Pero en cualquier caso, desde la misma fuente se reafirma que el plan de 15 puntos propuesto por los Estados Unidos no es aceptable para la República Islámica. Trump lo desmintió el lunes, en su entrevista con el New York Post, al afirmar que el “nuevo poder” ha aceptado “la mayoría de los 15 puntos.”

Los datos militares

Ante estas zonas de sombra que caracterizan las posiciones de unos y otros, y a la espera de que la situación se clarifique al respecto, los observadores no tienen más remedio, en esta Semana Santa, que adoptar la actitud que fue la de Santo Tomás, basándose en los hechos reales y tangibles.

La Administración estadounidense manifiesta así la voluntad de entablar negociaciones directas para alcanzar un acuerdo global que ponga fin al conflicto actual, pero al mismo tiempo encamina importantes refuerzos hacia la región, entre ellos el portaaviones George Bush, así como destacamentos de miles de marines, paracaidistas y unidades de élite.

Se habla con insistencia en este contexto de operaciones de comandos puntuales en tierra firme y de un desembarco en la isla de Kharg que permitiría a los Estados Unidos controlar la producción y las exportaciones petroleras de Irán, factor estratégico de la mayor importancia que bien podría ser uno de los objetivos perseguidos por Washington.

Por otra parte, mientras se habla de conversaciones constructivas con los “nuevos interlocutores” iraníes, los raids aéreos estadounidenses e israelíes contra el conjunto de instalaciones e infraestructuras militares, industriales y estratégicas iraníes se han prolongado de manera intensa en la región de Tehrán y en Isfahán, extendiéndose incluso el lunes, por segunda vez, a la zona del mar Caspio, en el extremo norte de Irán, no lejos de las fronteras con Rusia.

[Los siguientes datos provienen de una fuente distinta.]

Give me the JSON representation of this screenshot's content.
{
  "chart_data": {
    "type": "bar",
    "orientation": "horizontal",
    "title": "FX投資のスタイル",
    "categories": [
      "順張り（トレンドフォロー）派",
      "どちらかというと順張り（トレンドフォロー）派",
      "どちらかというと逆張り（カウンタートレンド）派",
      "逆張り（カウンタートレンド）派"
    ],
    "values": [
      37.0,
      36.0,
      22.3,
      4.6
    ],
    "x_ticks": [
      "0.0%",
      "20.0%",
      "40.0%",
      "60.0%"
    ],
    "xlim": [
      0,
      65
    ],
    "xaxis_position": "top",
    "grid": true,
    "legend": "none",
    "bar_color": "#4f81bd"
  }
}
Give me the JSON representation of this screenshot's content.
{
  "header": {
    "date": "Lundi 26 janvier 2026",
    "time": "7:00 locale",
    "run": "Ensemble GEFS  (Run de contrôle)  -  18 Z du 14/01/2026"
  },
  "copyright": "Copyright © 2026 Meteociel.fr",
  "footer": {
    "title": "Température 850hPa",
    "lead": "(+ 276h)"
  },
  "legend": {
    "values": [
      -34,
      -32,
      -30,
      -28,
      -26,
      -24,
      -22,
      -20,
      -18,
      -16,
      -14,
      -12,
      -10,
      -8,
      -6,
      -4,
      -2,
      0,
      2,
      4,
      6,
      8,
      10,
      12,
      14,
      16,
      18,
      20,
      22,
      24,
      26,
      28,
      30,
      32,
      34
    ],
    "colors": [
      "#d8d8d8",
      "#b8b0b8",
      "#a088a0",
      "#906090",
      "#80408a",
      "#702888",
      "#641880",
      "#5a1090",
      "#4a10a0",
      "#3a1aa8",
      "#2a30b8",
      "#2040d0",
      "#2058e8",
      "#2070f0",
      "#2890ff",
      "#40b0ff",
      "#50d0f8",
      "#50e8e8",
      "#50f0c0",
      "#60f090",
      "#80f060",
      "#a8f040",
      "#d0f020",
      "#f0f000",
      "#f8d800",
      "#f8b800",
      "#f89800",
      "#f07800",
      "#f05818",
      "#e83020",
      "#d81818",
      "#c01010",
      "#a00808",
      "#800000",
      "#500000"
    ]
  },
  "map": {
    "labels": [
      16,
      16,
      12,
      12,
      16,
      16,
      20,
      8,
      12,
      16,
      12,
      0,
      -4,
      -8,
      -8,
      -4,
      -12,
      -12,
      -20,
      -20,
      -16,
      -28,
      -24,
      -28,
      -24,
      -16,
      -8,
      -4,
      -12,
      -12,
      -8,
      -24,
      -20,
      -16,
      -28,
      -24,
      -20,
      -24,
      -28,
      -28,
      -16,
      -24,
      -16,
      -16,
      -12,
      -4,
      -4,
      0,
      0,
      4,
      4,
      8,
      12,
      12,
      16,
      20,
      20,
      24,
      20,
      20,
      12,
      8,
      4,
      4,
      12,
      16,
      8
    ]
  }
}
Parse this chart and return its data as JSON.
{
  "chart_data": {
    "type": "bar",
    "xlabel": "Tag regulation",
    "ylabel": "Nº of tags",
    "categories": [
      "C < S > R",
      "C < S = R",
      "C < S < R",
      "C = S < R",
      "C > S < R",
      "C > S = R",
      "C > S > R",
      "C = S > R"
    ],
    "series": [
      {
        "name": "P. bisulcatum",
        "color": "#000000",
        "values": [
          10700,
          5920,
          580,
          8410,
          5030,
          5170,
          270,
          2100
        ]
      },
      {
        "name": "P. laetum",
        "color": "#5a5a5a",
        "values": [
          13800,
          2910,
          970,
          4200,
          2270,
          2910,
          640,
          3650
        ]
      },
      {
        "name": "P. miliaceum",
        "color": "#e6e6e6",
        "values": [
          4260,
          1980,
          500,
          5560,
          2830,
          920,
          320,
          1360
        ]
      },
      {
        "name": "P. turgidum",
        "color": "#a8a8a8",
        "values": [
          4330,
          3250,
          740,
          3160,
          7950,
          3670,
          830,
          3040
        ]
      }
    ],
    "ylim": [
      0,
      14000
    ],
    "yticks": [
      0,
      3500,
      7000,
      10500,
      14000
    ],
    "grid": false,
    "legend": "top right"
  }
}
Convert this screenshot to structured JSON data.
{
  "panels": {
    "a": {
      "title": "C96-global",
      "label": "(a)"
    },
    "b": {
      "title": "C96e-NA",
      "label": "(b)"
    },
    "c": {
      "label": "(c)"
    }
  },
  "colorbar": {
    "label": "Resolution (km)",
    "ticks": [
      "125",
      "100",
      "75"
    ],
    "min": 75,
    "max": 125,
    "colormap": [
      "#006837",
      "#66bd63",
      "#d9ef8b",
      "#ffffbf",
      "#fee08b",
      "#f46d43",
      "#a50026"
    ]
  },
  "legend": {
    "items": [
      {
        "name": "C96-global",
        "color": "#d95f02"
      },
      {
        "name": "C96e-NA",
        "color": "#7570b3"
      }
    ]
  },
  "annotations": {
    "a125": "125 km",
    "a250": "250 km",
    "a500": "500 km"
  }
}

En cuanto al frente libanés, la mañana del lunes estuvo marcada por varios raids contra los suburbios del sur de Beirut, donde fue abatido un alto responsable militar de Hezbolá, mientras que en el Líbano Sur el ejército israelí prosiguió su avance sistemático sobre nuevas extensiones del territorio libanés, alcanzando, según fuentes libanesas, el Litani y efectuando penetraciones de hasta 14 kilómetros desde la frontera entre los dos países.

Estos desarrollos en el plano de las operaciones militares se produjeron mientras se celebraba en Arabia Saudí una cumbre que reunió al príncipe heredero saudí Mohammed bin Salman, al emir de Catar Tamim bin Hamad al-Thani y al rey Abdalá de Jordania.